The Queen’s Gambit: Making Small Upfront Sacrifices for Better Control of Patent Prosecution
There is an opening in chess called the “Queen’s Gambit” that contains a nugget of wisdom that applies to patent prosecution. In chess, a Queen’s Gambit involves sacrificing a queen-side pawn, which allows a player to secure control of the center of the board. In other words, a chess player makes a small upfront sacrifice to better their chances of ultimately winning the game. In patent prosecution, the best way to secure control of the patent process is by studying your assigned patent examiner and understanding the options that are available and their corresponding outcomes. Sacrificing time early in the patent process to research the circumstances surrounding your pending application can help you develop better patent prosecution strategies and set you up for a better chance of success. The best way to understand your options during patent prosecution is with USPTO patent data and analytics.
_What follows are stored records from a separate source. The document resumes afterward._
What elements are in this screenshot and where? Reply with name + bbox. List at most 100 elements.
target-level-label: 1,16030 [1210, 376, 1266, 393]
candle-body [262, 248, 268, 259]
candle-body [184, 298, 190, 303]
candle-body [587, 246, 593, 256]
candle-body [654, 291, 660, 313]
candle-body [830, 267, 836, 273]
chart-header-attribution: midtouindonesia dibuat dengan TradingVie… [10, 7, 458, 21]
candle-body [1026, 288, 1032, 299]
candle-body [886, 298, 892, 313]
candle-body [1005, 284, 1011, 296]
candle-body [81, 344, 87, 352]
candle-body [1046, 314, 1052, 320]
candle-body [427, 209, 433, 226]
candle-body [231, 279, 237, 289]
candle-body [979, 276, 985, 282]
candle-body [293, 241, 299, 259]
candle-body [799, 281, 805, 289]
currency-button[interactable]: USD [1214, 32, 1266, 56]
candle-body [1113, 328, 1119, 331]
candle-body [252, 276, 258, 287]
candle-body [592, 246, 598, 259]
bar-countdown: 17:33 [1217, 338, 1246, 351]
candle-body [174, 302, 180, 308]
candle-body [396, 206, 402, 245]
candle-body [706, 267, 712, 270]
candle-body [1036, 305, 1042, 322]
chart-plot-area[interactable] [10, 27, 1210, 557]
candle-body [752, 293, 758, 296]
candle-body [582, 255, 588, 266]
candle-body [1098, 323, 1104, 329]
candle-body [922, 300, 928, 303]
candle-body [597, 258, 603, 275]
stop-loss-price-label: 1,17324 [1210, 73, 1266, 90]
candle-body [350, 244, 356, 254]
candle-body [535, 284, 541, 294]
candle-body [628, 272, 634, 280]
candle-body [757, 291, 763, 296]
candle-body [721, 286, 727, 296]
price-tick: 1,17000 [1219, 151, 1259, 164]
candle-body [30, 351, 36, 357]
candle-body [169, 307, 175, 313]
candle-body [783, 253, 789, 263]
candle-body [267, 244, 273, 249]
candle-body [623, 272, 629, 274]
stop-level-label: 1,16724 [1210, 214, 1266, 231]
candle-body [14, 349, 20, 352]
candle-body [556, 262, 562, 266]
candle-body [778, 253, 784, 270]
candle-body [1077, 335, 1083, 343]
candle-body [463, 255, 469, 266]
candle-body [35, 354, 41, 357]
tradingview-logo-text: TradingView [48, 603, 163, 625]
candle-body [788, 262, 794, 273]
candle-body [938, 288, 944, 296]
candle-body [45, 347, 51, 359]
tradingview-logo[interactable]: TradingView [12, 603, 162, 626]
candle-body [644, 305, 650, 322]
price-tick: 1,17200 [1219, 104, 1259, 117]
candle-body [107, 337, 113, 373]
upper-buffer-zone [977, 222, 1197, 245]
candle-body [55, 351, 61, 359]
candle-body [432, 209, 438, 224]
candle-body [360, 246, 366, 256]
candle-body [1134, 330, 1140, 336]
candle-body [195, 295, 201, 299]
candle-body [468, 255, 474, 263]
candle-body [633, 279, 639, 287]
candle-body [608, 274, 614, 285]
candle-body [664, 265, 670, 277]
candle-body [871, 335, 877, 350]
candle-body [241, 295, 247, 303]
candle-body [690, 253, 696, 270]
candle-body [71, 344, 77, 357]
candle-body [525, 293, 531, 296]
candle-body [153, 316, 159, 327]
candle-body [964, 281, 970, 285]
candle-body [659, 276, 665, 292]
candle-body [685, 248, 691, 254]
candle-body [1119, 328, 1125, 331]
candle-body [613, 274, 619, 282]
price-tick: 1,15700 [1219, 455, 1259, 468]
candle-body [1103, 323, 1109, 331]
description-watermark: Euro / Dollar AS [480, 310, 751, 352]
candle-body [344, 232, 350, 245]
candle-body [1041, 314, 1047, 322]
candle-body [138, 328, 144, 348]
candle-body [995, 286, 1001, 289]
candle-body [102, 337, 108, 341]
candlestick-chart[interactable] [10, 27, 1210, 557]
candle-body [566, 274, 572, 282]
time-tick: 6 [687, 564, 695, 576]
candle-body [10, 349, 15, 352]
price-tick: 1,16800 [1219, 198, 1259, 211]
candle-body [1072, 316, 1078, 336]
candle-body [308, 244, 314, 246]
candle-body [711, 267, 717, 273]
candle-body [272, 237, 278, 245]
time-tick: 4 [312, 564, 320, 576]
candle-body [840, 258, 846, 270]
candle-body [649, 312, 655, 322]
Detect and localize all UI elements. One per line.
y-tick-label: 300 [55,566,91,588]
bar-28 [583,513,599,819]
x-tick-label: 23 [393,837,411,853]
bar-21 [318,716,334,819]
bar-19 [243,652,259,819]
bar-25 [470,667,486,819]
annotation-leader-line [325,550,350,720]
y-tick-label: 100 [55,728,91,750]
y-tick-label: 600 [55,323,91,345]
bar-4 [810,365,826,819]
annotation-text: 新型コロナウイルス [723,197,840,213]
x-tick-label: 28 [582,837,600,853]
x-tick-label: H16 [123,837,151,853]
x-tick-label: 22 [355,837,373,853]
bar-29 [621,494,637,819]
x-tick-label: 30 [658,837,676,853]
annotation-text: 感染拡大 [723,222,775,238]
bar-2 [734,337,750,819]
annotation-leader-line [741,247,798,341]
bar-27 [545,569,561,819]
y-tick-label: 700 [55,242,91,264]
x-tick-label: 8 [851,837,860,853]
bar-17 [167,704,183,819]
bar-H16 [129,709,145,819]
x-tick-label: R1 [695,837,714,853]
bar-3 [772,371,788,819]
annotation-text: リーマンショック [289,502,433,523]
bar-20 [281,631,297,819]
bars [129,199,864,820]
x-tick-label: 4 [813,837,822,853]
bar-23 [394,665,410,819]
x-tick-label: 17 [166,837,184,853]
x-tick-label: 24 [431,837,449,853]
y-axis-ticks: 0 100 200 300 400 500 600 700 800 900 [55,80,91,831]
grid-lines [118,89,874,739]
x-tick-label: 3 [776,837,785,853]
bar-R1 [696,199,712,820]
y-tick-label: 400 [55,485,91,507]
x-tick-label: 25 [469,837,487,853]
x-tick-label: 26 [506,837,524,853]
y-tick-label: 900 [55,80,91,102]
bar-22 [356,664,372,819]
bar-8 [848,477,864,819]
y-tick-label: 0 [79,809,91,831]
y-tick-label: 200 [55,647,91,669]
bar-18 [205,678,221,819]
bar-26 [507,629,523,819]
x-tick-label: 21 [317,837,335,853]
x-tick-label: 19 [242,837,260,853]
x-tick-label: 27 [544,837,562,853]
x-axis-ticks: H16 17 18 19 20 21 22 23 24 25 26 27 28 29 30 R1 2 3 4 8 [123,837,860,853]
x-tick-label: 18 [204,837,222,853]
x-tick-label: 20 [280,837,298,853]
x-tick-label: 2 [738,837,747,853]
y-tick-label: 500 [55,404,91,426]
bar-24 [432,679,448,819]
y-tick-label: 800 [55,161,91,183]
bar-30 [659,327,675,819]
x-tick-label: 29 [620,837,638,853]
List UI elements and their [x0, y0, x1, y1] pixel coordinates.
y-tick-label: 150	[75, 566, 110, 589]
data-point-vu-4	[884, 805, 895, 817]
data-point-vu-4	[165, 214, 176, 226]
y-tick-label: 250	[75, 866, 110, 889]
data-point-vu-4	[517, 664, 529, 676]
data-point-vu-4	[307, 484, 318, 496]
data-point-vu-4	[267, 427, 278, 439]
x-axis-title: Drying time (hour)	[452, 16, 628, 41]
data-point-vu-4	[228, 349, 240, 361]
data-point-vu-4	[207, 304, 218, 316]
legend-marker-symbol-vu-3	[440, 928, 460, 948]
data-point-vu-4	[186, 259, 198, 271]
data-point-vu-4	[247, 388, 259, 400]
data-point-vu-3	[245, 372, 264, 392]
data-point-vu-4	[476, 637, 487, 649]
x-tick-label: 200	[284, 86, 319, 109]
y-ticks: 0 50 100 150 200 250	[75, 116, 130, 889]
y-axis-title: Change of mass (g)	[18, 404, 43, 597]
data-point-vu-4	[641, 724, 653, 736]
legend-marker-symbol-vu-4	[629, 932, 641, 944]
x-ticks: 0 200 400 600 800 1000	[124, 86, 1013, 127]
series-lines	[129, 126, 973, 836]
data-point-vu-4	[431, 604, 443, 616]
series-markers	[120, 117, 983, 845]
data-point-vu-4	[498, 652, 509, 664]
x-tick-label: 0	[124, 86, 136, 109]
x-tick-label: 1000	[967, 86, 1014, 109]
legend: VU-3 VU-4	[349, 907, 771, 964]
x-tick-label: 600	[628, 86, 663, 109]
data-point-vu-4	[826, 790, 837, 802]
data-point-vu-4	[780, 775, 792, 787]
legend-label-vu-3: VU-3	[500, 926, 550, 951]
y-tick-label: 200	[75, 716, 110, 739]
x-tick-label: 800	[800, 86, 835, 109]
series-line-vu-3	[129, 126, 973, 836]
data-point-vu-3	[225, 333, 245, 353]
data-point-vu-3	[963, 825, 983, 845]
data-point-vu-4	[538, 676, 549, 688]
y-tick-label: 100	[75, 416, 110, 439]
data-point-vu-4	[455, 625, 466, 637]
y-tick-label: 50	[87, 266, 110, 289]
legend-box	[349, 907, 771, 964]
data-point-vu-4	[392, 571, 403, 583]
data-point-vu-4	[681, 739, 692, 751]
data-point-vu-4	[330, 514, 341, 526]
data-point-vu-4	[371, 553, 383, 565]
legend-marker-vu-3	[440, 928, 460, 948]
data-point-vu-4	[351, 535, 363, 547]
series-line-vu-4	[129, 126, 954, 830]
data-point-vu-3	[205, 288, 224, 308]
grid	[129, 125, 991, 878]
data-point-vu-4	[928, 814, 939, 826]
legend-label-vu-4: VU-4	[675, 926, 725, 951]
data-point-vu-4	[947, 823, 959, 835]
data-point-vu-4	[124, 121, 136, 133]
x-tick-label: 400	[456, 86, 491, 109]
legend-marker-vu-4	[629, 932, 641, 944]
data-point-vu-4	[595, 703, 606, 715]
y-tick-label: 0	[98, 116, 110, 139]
USPTO Patent Review: “Chess Game Variant and Method of Playing the Same”
In line with our chess analogy, we decided to pick a chess-related patent to review using the LexisNexis PatentAdvisor® patent analytics platform to illustrate how patent analytics can be used to inform patent prosecution decisions. Although it was ultimately granted in 2018, USPTO Patent Number 9,895,600 for a “Chess Game Variant and Method of Playing the Same” spent five-and-a-half years in patent prosecution before it issued. Additionally, the patent process was quite turbulent as it included receiving two office actions, filing a Request for Continued Examination (RCE), receiving two more office actions and finally filing for appeal. Knowing that each office action costs patent applicants around $3,000, on average, one can imagine the likely expense involved in seeing U.S. Patent No. 9,895,600 through to issuance. Looking at the patent data and patent statistics associated with the patent examiner who examined this application, we can see that the patent applicants could have made different choices, which could have ultimately saved time and money.
Learn how to use patent data to understand USPTO examiners.
Patent Examiner Statistics and Alternative Patent Prosecution Strategies
When we use PatentAdvisor™ to assess the patent examiner who reviewed U.S. Patent No. 9,895,600, we quickly gather that he is experienced from the 1,660 total patent applications he has reviewed. We also recognize that he is statistically difficult, allowing only 39.3% of patent applications to grant, despite issuing an average of only 1.9 office actions per patent application. When U.S. Patent No. 9,895,600 applicants received a second office action, they crossed a threshold average and needed to decide among the options of filing an RCE, filing for an appeal or allowing their application to go abandoned.
Although the patent applicants decided to file an RCE, PatentAdvisor reveals that their patent examiner receives RCEs for only 18.6% of his total patent applications. When he does receive an RCE, there is an 87.1% chance that additional action, such as a second RCE or appeal, will be necessary. The PatentAdvisor Prosecution Guidebook also informs us that the patent examiner currently has some cases where RCEs were filed over two years ago that are still awaiting action—if this were the case when the patent applicants filed their RCE, they were running the risk of significant delays. Alternatively, of the 9% of patent applications reviewed by the patent examiner that led to an appeal cycle, 58.5% ended up winning on appeal. Knowing this information could have helped the patent applicants better prepare for all possibilities. To take better control of the patent prosecution process, choosing an immediate appeal over an RCE could have helped avoid the RCE and subsequent two office actions altogether.